One of the most important tasks of culture, then, is to submit man to form, even in a purely physical life, and to render it æsthetic as far as the domain of the beautiful can be extended, for it is alone in the æsthetic state, and not in the physical state, that the moral state can be developed. If in each particular case man ought to possess the power to make his judgment and his will the judgment of the entire species; if he ought to find in each limited existence the transition to an infinite existence; if, lastly, he ought from every dependent situation to take his flight to rise to autonomy and to liberty, it must be observed that at no moment is he only individual and solely obeys the law of nature. To be apt and ready to raise himself from the narrow circle of the ends of nature, to rational ends, in the sphere of the former he must already have exercised himself in the second; he must already have realised his physical destiny with a certain liberty that belongs only to spiritual nature, that is to say, according to the laws of the beautiful.

And that he can effect without thwarting in the least degree his physical aim. The exigencies of nature with regard to him turn only upon what he does—upon the substance of his acts; but the ends of nature in no degree determine the way in which he acts, the form of his actions. On the contrary, the exigencies of reason have rigorously the form of his activity for its object. Thus, so much as it is necessary for the moral destination of man, that he be purely moral, that he shows an absolute personal activity, so much is he indifferent that his physical destination be entirely physical, that he acts in a manner entirely passive. Henceforth with regard to this last destination, it entirely depends on him to fulfil it solely as a sensuous being and natural force (as a force which acts only as it diminishes) or, at the same time, as absolute force, as a rational being. To which of these does his dignity best respond? Of this, there can be no question. It is as disgraceful and contemptible for him to do under sensuous impulsion that which he ought to have determined merely by the motive of duty, as it is noble and honourable for him to incline towards conformity with laws, harmony, independence; there even where the vulgar man only satisfies a legitimate want.

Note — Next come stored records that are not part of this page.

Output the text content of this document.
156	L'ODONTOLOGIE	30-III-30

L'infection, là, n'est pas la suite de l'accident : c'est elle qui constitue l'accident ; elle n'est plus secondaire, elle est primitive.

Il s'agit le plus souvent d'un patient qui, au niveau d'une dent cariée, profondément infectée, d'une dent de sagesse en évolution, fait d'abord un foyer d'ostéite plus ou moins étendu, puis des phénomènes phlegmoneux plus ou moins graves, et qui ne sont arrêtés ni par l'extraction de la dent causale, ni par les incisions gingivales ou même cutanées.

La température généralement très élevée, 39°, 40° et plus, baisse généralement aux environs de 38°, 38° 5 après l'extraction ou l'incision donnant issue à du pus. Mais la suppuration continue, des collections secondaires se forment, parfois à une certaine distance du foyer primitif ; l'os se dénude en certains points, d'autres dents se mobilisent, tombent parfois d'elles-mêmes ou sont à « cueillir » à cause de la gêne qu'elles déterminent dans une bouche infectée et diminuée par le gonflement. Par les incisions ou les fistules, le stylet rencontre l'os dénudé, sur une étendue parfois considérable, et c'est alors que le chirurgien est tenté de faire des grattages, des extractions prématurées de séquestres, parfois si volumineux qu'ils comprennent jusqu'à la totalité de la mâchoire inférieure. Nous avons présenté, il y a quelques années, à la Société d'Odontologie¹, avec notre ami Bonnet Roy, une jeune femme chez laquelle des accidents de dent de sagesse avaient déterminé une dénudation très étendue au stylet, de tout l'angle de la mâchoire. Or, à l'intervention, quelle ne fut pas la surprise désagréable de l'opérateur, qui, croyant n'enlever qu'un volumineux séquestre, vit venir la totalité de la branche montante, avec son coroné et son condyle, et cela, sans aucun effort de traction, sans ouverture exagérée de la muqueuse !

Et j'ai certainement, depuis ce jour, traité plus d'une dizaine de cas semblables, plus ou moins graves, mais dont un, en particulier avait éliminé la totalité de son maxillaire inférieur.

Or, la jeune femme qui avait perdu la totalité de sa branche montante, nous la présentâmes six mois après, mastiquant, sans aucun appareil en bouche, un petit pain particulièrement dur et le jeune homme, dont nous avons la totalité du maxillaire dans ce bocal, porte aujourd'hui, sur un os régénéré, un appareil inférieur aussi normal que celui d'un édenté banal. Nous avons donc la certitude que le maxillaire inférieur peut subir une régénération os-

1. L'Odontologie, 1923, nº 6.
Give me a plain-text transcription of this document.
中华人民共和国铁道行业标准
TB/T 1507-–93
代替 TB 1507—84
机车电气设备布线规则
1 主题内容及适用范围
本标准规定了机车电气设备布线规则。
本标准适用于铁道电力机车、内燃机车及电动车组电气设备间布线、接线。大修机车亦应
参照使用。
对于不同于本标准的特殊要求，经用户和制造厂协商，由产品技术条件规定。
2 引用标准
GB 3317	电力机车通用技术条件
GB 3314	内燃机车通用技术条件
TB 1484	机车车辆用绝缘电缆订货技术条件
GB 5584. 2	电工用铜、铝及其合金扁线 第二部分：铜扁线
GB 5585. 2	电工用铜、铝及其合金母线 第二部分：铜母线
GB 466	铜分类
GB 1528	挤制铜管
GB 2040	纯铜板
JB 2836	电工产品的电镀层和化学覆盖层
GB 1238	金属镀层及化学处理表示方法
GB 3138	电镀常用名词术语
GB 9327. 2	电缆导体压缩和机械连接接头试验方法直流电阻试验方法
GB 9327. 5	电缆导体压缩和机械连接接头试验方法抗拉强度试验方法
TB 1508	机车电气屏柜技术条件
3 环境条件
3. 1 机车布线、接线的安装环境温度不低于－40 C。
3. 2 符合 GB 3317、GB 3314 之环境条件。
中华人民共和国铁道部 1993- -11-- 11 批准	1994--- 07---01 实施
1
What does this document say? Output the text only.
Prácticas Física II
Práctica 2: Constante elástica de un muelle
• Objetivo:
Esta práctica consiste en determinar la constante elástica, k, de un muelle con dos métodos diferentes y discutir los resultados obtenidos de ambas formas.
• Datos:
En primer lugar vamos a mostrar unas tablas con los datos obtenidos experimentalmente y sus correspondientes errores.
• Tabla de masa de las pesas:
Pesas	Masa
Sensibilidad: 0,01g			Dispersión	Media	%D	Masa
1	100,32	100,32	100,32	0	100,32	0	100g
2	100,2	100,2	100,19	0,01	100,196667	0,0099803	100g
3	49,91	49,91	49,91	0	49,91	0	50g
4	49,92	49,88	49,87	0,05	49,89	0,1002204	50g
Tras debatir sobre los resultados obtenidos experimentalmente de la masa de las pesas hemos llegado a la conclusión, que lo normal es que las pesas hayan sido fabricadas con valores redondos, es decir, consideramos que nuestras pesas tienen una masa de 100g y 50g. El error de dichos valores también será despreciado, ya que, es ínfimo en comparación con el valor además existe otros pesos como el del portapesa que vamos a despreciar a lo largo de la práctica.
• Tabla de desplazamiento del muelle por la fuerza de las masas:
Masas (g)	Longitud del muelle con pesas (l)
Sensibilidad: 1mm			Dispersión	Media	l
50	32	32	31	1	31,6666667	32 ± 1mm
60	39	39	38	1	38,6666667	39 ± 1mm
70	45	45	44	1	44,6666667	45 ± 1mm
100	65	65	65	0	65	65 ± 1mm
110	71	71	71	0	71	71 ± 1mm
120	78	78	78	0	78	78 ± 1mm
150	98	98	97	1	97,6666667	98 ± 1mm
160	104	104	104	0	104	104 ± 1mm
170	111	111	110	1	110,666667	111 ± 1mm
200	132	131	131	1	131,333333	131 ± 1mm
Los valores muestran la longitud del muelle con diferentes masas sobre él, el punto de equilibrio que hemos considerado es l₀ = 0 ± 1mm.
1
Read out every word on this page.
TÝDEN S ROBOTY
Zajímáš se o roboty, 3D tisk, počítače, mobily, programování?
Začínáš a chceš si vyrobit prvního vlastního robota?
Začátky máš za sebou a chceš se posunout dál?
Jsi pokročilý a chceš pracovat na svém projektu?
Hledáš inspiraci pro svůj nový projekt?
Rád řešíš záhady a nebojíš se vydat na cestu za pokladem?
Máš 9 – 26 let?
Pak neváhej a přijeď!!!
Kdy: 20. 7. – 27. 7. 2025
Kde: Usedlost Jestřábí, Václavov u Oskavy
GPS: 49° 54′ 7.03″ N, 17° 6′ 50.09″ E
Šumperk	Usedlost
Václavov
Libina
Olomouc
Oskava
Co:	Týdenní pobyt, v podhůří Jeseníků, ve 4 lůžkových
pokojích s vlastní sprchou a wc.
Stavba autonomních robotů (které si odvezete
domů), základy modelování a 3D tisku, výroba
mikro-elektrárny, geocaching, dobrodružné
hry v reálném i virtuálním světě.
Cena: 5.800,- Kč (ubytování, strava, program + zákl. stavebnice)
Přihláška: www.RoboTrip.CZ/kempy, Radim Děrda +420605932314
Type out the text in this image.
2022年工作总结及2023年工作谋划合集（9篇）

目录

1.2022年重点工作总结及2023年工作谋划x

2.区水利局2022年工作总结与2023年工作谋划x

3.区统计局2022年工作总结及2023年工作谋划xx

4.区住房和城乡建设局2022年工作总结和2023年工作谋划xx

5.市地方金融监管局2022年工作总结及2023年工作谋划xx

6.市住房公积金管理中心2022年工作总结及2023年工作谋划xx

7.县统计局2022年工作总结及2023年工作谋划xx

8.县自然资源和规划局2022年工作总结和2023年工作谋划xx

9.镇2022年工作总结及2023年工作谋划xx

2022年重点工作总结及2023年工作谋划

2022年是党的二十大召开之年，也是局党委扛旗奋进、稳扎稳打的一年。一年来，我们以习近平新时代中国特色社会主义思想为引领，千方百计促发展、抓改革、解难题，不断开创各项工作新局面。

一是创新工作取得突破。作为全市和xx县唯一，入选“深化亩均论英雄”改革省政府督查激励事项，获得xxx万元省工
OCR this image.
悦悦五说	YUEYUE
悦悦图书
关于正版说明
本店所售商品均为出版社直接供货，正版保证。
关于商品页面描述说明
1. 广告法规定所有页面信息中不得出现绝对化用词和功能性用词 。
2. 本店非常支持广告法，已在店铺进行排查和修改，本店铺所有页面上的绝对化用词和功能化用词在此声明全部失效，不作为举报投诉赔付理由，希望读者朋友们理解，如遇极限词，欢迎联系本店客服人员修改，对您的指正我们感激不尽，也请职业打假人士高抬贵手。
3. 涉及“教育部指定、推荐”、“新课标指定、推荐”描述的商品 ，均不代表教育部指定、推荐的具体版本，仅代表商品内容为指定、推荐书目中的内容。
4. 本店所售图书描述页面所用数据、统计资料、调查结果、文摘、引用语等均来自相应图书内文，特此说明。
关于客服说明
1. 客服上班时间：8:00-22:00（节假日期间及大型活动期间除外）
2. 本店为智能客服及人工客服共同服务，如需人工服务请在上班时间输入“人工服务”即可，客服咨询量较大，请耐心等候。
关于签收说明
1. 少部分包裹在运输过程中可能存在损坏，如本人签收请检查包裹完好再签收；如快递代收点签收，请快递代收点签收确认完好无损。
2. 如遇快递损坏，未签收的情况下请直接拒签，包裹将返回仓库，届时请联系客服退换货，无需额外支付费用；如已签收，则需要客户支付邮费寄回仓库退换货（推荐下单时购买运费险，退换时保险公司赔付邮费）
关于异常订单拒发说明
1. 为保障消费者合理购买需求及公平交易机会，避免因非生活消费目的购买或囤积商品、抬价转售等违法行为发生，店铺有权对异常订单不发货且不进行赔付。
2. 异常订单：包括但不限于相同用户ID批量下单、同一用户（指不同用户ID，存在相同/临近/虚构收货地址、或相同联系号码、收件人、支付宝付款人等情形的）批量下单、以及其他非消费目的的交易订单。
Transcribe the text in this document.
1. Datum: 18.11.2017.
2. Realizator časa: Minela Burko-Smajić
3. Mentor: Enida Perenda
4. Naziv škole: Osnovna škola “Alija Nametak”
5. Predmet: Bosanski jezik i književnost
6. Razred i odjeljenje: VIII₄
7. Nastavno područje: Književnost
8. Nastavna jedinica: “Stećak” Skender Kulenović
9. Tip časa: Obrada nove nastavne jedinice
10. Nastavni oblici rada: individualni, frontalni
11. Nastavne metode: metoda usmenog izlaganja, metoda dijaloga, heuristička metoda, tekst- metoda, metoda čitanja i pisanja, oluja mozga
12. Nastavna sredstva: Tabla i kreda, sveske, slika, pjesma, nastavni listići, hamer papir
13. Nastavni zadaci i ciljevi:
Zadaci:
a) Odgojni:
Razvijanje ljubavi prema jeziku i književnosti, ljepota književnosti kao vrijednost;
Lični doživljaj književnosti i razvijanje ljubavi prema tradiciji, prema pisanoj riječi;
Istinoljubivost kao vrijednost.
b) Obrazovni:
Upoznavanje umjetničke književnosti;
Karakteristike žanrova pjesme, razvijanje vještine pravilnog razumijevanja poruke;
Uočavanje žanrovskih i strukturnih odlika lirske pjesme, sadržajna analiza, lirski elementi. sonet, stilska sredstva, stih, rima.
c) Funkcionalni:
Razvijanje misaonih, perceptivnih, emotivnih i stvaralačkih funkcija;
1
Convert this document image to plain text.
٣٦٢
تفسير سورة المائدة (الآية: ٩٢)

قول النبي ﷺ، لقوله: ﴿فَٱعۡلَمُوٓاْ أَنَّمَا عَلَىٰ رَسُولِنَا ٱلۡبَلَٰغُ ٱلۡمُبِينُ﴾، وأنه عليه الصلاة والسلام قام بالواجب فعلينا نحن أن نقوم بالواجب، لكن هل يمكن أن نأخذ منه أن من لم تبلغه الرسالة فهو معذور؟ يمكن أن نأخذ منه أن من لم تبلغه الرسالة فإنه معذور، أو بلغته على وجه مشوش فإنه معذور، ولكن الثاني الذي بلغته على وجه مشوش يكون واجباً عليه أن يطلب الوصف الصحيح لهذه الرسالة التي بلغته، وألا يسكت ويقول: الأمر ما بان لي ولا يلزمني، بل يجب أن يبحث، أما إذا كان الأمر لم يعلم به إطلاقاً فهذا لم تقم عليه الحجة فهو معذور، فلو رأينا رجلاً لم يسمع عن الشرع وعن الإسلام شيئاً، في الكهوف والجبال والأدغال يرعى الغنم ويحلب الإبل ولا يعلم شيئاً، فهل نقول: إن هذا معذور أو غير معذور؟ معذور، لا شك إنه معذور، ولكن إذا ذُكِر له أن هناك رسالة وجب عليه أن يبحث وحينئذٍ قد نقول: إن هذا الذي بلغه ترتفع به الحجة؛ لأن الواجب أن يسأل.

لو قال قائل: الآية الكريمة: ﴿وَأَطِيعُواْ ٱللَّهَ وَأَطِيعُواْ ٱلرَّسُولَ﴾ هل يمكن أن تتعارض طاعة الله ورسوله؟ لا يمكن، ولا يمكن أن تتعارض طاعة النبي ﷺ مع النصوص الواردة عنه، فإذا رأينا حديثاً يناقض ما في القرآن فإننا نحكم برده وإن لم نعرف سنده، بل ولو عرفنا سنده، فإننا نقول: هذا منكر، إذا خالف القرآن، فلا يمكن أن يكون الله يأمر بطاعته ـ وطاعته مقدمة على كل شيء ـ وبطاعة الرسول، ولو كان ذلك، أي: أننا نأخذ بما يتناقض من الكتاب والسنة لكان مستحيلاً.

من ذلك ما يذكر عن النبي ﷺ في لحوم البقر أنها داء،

In a word, in the domain of truth and morality, sensuousness must have nothing to determine; but in the sphere of happiness, form may find a place, and the instinct of play prevail.

Thus then, in the indifferent sphere of physical life, man ought to already commence his moral life; his own proper activity ought already to make way in passivity, and his rational liberty beyond the limits of sense; he ought already to impose the law of his will upon his inclinations; he ought—if you will permit me the expression—to carry into the domain of matter the war against matter, in order to be dispensed from combatting this redoubtable enemy upon the sacred field of liberty; he ought to learn to have nobler desires, not to be forced to have sublime volitions. This is the fruit of æsthetic culture, which submits to the laws of the beautiful, in which neither the laws of nature nor those of reason suffer, which does not force the will of man, and which by the form it gives to exterior life already opens internal life.